County to receive cash from state

WARREN — Sometime before the end of this month, the state is writing a check to Trumbull County for nearly $2 million to make up for a loss in sales tax revenue caused by a change in the way the federal government allows Medicaid providers to be taxed.

It will send a second installment for the same amount early next year, according to a letter Trumbull County commissioners received from County Commissioners Association of Ohio.

The $3.9 million payment will get the county through about a year-and-a-half of missing the tax, Trumbull County commissioners said.

And after that?

“The key thing to figure out now is how do we find a sustainable revenue source to make up for the loss of that money in the future,” said commissioner Mauro Cantalamessa.

Frank Fuda, president of the board, said he is relieved the county will see the money, but, “We have a lot of expenses and if we want to keep going, we can’t wait a year to figure out what to do. We have decisions to make now. The toughest part of this job is making financial decisions and we have some decisions coming up that aren’t going to be easy.”

The county relied on about $2 million per year from the sales tax paid by Medicaid Managed Care Organizations, which they’ve been allowed to collect since 2009. A 2014 decision from the federal Centers for Medicare and Medicaid Services declared the practice to be no longer permissible.

Ohio’s county governments and local transit authorities collectively face a shortfall of more than $200 million because of the decision.

Fuda said the county could face downsizing if the state doesn’t plan to continue the reimbursements and the county doesn’t find a way to generate more revenue.

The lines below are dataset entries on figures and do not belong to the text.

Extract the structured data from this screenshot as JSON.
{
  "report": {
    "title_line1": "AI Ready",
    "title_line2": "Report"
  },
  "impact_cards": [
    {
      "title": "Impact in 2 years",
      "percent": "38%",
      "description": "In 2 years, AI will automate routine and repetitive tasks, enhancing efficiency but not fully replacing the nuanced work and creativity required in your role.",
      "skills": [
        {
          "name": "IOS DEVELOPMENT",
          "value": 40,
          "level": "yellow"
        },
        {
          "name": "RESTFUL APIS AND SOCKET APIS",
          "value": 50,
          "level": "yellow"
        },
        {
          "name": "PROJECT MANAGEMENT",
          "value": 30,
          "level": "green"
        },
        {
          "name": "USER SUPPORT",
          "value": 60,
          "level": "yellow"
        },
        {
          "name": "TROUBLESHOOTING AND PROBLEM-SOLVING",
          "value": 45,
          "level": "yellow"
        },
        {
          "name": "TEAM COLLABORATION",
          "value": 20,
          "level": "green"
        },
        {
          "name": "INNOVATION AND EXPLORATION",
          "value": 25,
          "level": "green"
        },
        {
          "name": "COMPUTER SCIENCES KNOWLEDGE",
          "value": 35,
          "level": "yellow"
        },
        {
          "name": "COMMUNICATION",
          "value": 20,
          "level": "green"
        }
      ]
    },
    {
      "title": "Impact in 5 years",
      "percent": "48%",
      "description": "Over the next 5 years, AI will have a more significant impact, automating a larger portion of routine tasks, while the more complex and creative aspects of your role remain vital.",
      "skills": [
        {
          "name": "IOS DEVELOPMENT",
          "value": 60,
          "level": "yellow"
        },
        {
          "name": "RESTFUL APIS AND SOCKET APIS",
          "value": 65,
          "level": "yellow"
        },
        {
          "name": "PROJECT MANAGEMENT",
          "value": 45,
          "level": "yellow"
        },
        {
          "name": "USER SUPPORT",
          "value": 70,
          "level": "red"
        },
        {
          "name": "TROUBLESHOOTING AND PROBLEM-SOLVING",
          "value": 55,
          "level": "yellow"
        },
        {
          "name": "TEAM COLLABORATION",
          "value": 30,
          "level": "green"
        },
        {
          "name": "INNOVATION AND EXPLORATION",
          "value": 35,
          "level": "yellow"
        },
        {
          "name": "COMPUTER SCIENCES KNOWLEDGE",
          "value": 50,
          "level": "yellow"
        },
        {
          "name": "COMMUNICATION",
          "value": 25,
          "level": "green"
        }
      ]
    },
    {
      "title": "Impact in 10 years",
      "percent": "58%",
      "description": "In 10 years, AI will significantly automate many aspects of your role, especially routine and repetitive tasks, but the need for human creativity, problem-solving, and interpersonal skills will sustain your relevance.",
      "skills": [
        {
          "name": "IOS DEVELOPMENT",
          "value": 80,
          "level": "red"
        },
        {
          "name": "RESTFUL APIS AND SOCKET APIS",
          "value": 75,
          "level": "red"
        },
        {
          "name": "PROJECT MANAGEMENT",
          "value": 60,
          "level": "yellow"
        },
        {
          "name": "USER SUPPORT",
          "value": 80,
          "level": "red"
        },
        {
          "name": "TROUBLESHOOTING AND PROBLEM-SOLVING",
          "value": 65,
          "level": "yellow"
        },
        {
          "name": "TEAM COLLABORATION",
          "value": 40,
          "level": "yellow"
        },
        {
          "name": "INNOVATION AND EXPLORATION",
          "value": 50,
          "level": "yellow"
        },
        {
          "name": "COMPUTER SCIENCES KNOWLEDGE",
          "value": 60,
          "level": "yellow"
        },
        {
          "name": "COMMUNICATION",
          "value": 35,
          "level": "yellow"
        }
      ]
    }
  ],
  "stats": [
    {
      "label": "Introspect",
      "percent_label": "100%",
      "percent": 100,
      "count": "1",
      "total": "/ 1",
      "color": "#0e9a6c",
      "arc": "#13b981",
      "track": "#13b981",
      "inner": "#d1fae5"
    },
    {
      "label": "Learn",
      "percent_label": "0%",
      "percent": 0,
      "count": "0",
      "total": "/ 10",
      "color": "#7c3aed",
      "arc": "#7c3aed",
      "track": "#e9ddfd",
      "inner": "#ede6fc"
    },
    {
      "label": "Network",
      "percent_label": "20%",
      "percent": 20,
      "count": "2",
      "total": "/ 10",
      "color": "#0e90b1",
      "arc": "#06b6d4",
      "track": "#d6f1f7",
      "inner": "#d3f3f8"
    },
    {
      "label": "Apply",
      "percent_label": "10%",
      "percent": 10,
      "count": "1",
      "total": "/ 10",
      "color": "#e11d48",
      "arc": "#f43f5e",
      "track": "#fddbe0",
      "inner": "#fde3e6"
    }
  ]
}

A list of 19 recommendations made to the county by the Trumbull County Citizen Budget Review Committee suggested 18 ways for the county to save or generate more money before the county resorts to raising the sales tax.

Steps are being taken to implement some of those ideas, the commissioners said — like pushing for less costly benefits in labor negotiations, savings on utility services and combining positions when possible.

The all-volunteer committee said their recommendations could save $2 million.

However, Fuda said he doesn’t think the plan will generate the savings predicted in the report and some of the suggestions would make Trumbull County an unappealing place to work.

“We’ve been over these recommendations and while we appreciate the work the committee put in, I don’t think there is enough there. Taking away benefits isn’t really in our hands, that is in the hands of the negotiators and if we start taking away all of these benefits, no one would want to work here anymore. Why would they?” Fuda said.

Members of the committee, Stephen Stoyak and Mike Matas, said earlier this month they hadn’t seen as much action on their suggestions as they would have liked.

Commissioner Dan Polivka said Fuda’s suggestions amount to scare tactics.

“(Fuda) has been championing imposing a tax on the taxpayers and threatening layoffs for the past two years. I just want the public to have accurate information and not misleading information. The easy thing to do is to impose a tax as Mr. Fuda has been championing for two years and threatening layoffs. But I think the people are taxed quite high on property taxes, federal taxes, income taxes and sales taxes. Taxpayers want accountability and to do more with less, which is what we have been doing,” Polivka said.

Ohio Gov. John Kasich is working on a 2018-2019 budget plan that, if approved by Ohio legislators, would implement a new tax replacement plan. In December, the state received federal approval for the plan that would fully replace the cash the state and counties are losing. Instead of a sales tax, Medicaid Managed Care Organizations would pay a tax of $26 to $56 per month and non-Medicaid major medical MCOs would pay $1 to $2 per month, according to Kasich’s budget plan.